Doğrudur. İskandinavya veya Kuzey Avrupa ülkelerindeki gibi bir sosyal devletimiz yoksa bile, oralardaki sosyal devletin icra ettiği vazifeleri kısmen yerine getiren bir devlet geleneğimiz vardı. Milletimizin kendi içinde korumaya çalıştığı bir milli geleneği vardı. Henüz istismar edilmediğinden, tesiri devam etmekte olan "dini dayanışma geleneğimiz" vardı... İşte bütün bunları, önce ANAP ile ve sonrasında ise din gömleğini üzerine çeken AKP ile tahrip edenler, 12 Eylül devriminin asıl sahipleriydi...

Zamana yayılarak ve fevkalade geniş bir sahadaki tahribin özetinin özetini de bir yazıya sığıştıramayız, elbette... Belediyeciliğimizin; şehir imar planlarıyla, özelleştirdikleri hizmet müesseseleriyle, bilinçli olarak perişan edilen devlet okullarıyla, e devlet üzerinden vatandaşlarını fişlemeleriyle, kültürel projeleriyle ve bilhassa AKP eliyle sağlıkta yapılan tahribatlarla ulaştığı dayanılmaz noktasının milli iradeyi ayağa kaldıramamasının sebebinin de; yapılanların küresel propaganda, reklam ve danışma şirketlerinin Yardımlarıyla, küresel düzeyde organize olmuş Marksist sermayedarlarının icrasından başka bir şey değil. Vatandaş karşısında bir parti olduğunu zannediyor. Dindar, vatanperver ve hatta milliyetçi olduklarını zannettiği bu darbecilerin vazifelerinin, Türkiye'yi globalcilerin tenasübünde tutmak olduğunu nereden bilsinler ki...

Bir ülkenin kırk sene boyunca enflasyonlarla takatsiz bırakıldığını biliyor muyuz

ANAP dönemindeki enflasyonlarla, şu AKP dönemindeki kur entrikaları arasındaki farkı biliyor muyuz

Yeşil Sermaye ile yapılan ekonomik operasyonların AKP zeminine yardım olduğunu biliyor muyuz

28 Şubat 1997 de kısılmaya başlayan hürriyetlerin, arkasında gelmekte olan dönemdeki AKP için bir balans ayarı olduğunu biliyor muyuz

Zira burada hürriyetleri sıkılanlar, AKP'yi bir demokrasi ve kurtuluş hareketi olarak göreceklerdi.

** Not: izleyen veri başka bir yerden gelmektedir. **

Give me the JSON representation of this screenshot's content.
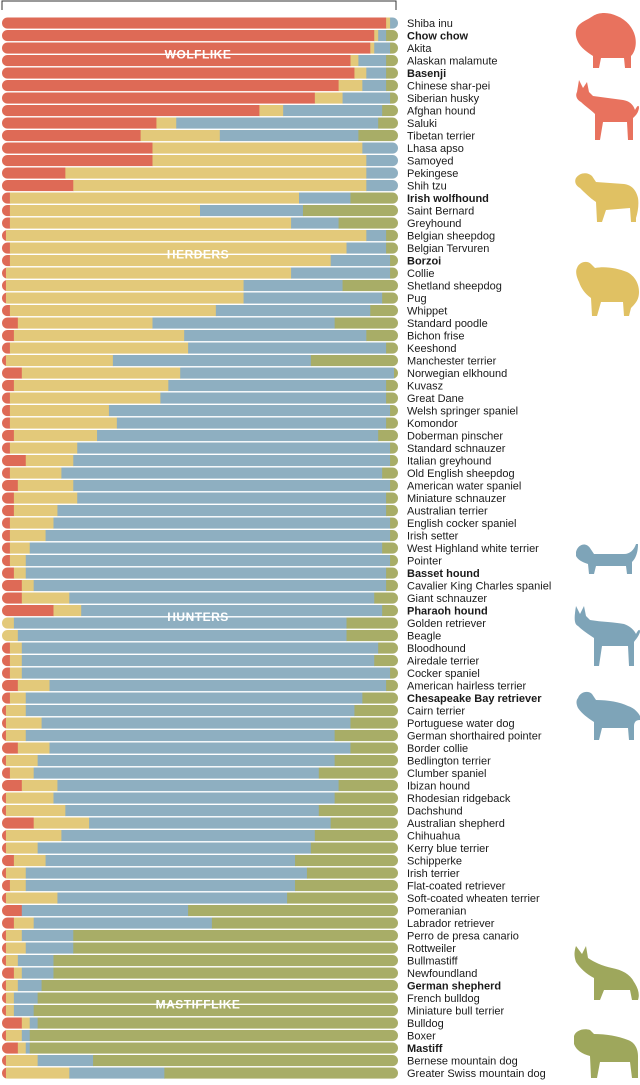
{
  "colors": {
    "wolflike": "#de6a56",
    "herders": "#e3c97a",
    "hunters": "#8eafc1",
    "mastifflike": "#a8ad67",
    "highlight_wolflike": "#d8503f",
    "highlight_herders": "#b98f34",
    "highlight_hunters": "#3e7590",
    "highlight_mastifflike": "#6f7a33",
    "silhouette_wolflike": "#e8725e",
    "silhouette_herders": "#e0c163",
    "silhouette_hunters": "#7ea4b8",
    "silhouette_mastifflike": "#9ea75c"
  },
  "chart_data": {
    "type": "bar",
    "orientation": "horizontal",
    "stacked": true,
    "normalized": true,
    "xlim": [
      0,
      100
    ],
    "series": [
      {
        "name": "WOLFLIKE"
      },
      {
        "name": "HERDERS"
      },
      {
        "name": "HUNTERS"
      },
      {
        "name": "MASTIFFLIKE"
      }
    ],
    "group_labels": [
      {
        "name": "WOLFLIKE",
        "row": 2.5
      },
      {
        "name": "HERDERS",
        "row": 18.5
      },
      {
        "name": "HUNTERS",
        "row": 47.5
      },
      {
        "name": "MASTIFFLIKE",
        "row": 78.5
      }
    ],
    "breeds": [
      {
        "name": "Shiba inu",
        "values": [
          97,
          1,
          2,
          0
        ]
      },
      {
        "name": "Chow chow",
        "values": [
          94,
          1,
          2,
          3
        ],
        "highlight": "wolflike"
      },
      {
        "name": "Akita",
        "values": [
          93,
          1,
          4,
          2
        ]
      },
      {
        "name": "Alaskan malamute",
        "values": [
          88,
          2,
          7,
          3
        ]
      },
      {
        "name": "Basenji",
        "values": [
          89,
          3,
          5,
          3
        ],
        "highlight": "wolflike"
      },
      {
        "name": "Chinese shar-pei",
        "values": [
          85,
          6,
          6,
          3
        ]
      },
      {
        "name": "Siberian husky",
        "values": [
          79,
          7,
          12,
          2
        ]
      },
      {
        "name": "Afghan hound",
        "values": [
          65,
          6,
          25,
          4
        ]
      },
      {
        "name": "Saluki",
        "values": [
          39,
          5,
          51,
          5
        ]
      },
      {
        "name": "Tibetan terrier",
        "values": [
          35,
          20,
          35,
          10
        ]
      },
      {
        "name": "Lhasa apso",
        "values": [
          38,
          53,
          9,
          0
        ]
      },
      {
        "name": "Samoyed",
        "values": [
          38,
          54,
          8,
          0
        ]
      },
      {
        "name": "Pekingese",
        "values": [
          16,
          76,
          8,
          0
        ]
      },
      {
        "name": "Shih tzu",
        "values": [
          18,
          74,
          8,
          0
        ]
      },
      {
        "name": "Irish wolfhound",
        "values": [
          2,
          73,
          13,
          12
        ],
        "highlight": "herders"
      },
      {
        "name": "Saint Bernard",
        "values": [
          2,
          48,
          26,
          24
        ]
      },
      {
        "name": "Greyhound",
        "values": [
          2,
          71,
          12,
          15
        ]
      },
      {
        "name": "Belgian sheepdog",
        "values": [
          1,
          91,
          5,
          3
        ]
      },
      {
        "name": "Belgian Tervuren",
        "values": [
          2,
          85,
          10,
          3
        ]
      },
      {
        "name": "Borzoi",
        "values": [
          2,
          81,
          15,
          2
        ],
        "highlight": "herders"
      },
      {
        "name": "Collie",
        "values": [
          1,
          72,
          25,
          2
        ]
      },
      {
        "name": "Shetland sheepdog",
        "values": [
          1,
          60,
          25,
          14
        ]
      },
      {
        "name": "Pug",
        "values": [
          1,
          60,
          35,
          4
        ]
      },
      {
        "name": "Whippet",
        "values": [
          2,
          52,
          39,
          7
        ]
      },
      {
        "name": "Standard poodle",
        "values": [
          4,
          34,
          46,
          16
        ]
      },
      {
        "name": "Bichon frise",
        "values": [
          3,
          43,
          46,
          8
        ]
      },
      {
        "name": "Keeshond",
        "values": [
          2,
          45,
          50,
          3
        ]
      },
      {
        "name": "Manchester terrier",
        "values": [
          1,
          27,
          50,
          22
        ]
      },
      {
        "name": "Norwegian elkhound",
        "values": [
          5,
          40,
          54,
          1
        ]
      },
      {
        "name": "Kuvasz",
        "values": [
          3,
          39,
          55,
          3
        ]
      },
      {
        "name": "Great Dane",
        "values": [
          2,
          38,
          57,
          3
        ]
      },
      {
        "name": "Welsh springer spaniel",
        "values": [
          2,
          25,
          71,
          2
        ]
      },
      {
        "name": "Komondor",
        "values": [
          2,
          27,
          68,
          3
        ]
      },
      {
        "name": "Doberman pinscher",
        "values": [
          3,
          21,
          71,
          5
        ]
      },
      {
        "name": "Standard schnauzer",
        "values": [
          2,
          17,
          79,
          2
        ]
      },
      {
        "name": "Italian greyhound",
        "values": [
          6,
          12,
          80,
          2
        ]
      },
      {
        "name": "Old English sheepdog",
        "values": [
          2,
          13,
          81,
          4
        ]
      },
      {
        "name": "American water spaniel",
        "values": [
          4,
          14,
          80,
          2
        ]
      },
      {
        "name": "Miniature schnauzer",
        "values": [
          3,
          16,
          78,
          3
        ]
      },
      {
        "name": "Australian terrier",
        "values": [
          3,
          11,
          83,
          3
        ]
      },
      {
        "name": "English cocker spaniel",
        "values": [
          2,
          11,
          85,
          2
        ]
      },
      {
        "name": "Irish setter",
        "values": [
          2,
          9,
          87,
          2
        ]
      },
      {
        "name": "West Highland white terrier",
        "values": [
          2,
          5,
          89,
          4
        ]
      },
      {
        "name": "Pointer",
        "values": [
          2,
          4,
          92,
          2
        ]
      },
      {
        "name": "Basset hound",
        "values": [
          3,
          3,
          91,
          3
        ],
        "highlight": "hunters"
      },
      {
        "name": "Cavalier King Charles spaniel",
        "values": [
          5,
          3,
          89,
          3
        ]
      },
      {
        "name": "Giant schnauzer",
        "values": [
          5,
          12,
          77,
          6
        ]
      },
      {
        "name": "Pharaoh hound",
        "values": [
          13,
          7,
          76,
          4
        ],
        "highlight": "hunters"
      },
      {
        "name": "Golden retriever",
        "values": [
          0,
          3,
          84,
          13
        ]
      },
      {
        "name": "Beagle",
        "values": [
          0,
          4,
          83,
          13
        ]
      },
      {
        "name": "Bloodhound",
        "values": [
          2,
          3,
          90,
          5
        ]
      },
      {
        "name": "Airedale terrier",
        "values": [
          2,
          3,
          89,
          6
        ]
      },
      {
        "name": "Cocker spaniel",
        "values": [
          2,
          3,
          93,
          2
        ]
      },
      {
        "name": "American hairless terrier",
        "values": [
          4,
          8,
          85,
          3
        ]
      },
      {
        "name": "Chesapeake Bay retriever",
        "values": [
          2,
          4,
          85,
          9
        ],
        "highlight": "hunters"
      },
      {
        "name": "Cairn terrier",
        "values": [
          1,
          5,
          83,
          11
        ]
      },
      {
        "name": "Portuguese water dog",
        "values": [
          1,
          9,
          78,
          12
        ]
      },
      {
        "name": "German shorthaired pointer",
        "values": [
          1,
          5,
          78,
          16
        ]
      },
      {
        "name": "Border collie",
        "values": [
          4,
          8,
          76,
          12
        ]
      },
      {
        "name": "Bedlington terrier",
        "values": [
          1,
          8,
          75,
          16
        ]
      },
      {
        "name": "Clumber spaniel",
        "values": [
          2,
          6,
          72,
          20
        ]
      },
      {
        "name": "Ibizan hound",
        "values": [
          5,
          9,
          71,
          15
        ]
      },
      {
        "name": "Rhodesian ridgeback",
        "values": [
          1,
          12,
          71,
          16
        ]
      },
      {
        "name": "Dachshund",
        "values": [
          1,
          15,
          64,
          20
        ]
      },
      {
        "name": "Australian shepherd",
        "values": [
          8,
          14,
          61,
          17
        ]
      },
      {
        "name": "Chihuahua",
        "values": [
          1,
          14,
          64,
          21
        ]
      },
      {
        "name": "Kerry blue terrier",
        "values": [
          1,
          8,
          69,
          22
        ]
      },
      {
        "name": "Schipperke",
        "values": [
          3,
          8,
          63,
          26
        ]
      },
      {
        "name": "Irish terrier",
        "values": [
          1,
          5,
          71,
          23
        ]
      },
      {
        "name": "Flat-coated retriever",
        "values": [
          2,
          4,
          68,
          26
        ]
      },
      {
        "name": "Soft-coated wheaten terrier",
        "values": [
          1,
          13,
          58,
          28
        ]
      },
      {
        "name": "Pomeranian",
        "values": [
          5,
          0,
          42,
          53
        ]
      },
      {
        "name": "Labrador retriever",
        "values": [
          3,
          5,
          45,
          47
        ]
      },
      {
        "name": "Perro de presa canario",
        "values": [
          1,
          4,
          13,
          82
        ]
      },
      {
        "name": "Rottweiler",
        "values": [
          1,
          5,
          12,
          82
        ]
      },
      {
        "name": "Bullmastiff",
        "values": [
          1,
          3,
          9,
          87
        ]
      },
      {
        "name": "Newfoundland",
        "values": [
          3,
          2,
          8,
          87
        ]
      },
      {
        "name": "German shepherd",
        "values": [
          1,
          3,
          6,
          90
        ],
        "highlight": "mastifflike"
      },
      {
        "name": "French bulldog",
        "values": [
          1,
          2,
          6,
          91
        ]
      },
      {
        "name": "Miniature bull terrier",
        "values": [
          1,
          2,
          5,
          92
        ]
      },
      {
        "name": "Bulldog",
        "values": [
          5,
          2,
          2,
          91
        ]
      },
      {
        "name": "Boxer",
        "values": [
          1,
          4,
          2,
          93
        ]
      },
      {
        "name": "Mastiff",
        "values": [
          4,
          2,
          1,
          93
        ],
        "highlight": "mastifflike"
      },
      {
        "name": "Bernese mountain dog",
        "values": [
          1,
          8,
          14,
          77
        ]
      },
      {
        "name": "Greater Swiss mountain dog",
        "values": [
          1,
          16,
          24,
          59
        ]
      }
    ]
  }
}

Tarım ile uğraşan köylüden başlayarak; fabrika işçisinin, mevsimlik işçilerin, işçi emeklilerin ve hatta akp'nin rüşvetle tutmaya çalıştığı memurların alım güçlerinin nerelerden nerelere yuvarlandığını da biliyoruz.

Daha doğrusu, ANAP kadar AKP'nin de bu milletin partisi olmadığını ve küresel Marksistlerin gerçekleştirdikleri bir darbenin ürünü olduğunu bildiğimiz zaman bu iki darbe partisiyle milletin sosyal yapısına, ahlak ve geleneğine indirilen darbeleri görmeye başlayacağız.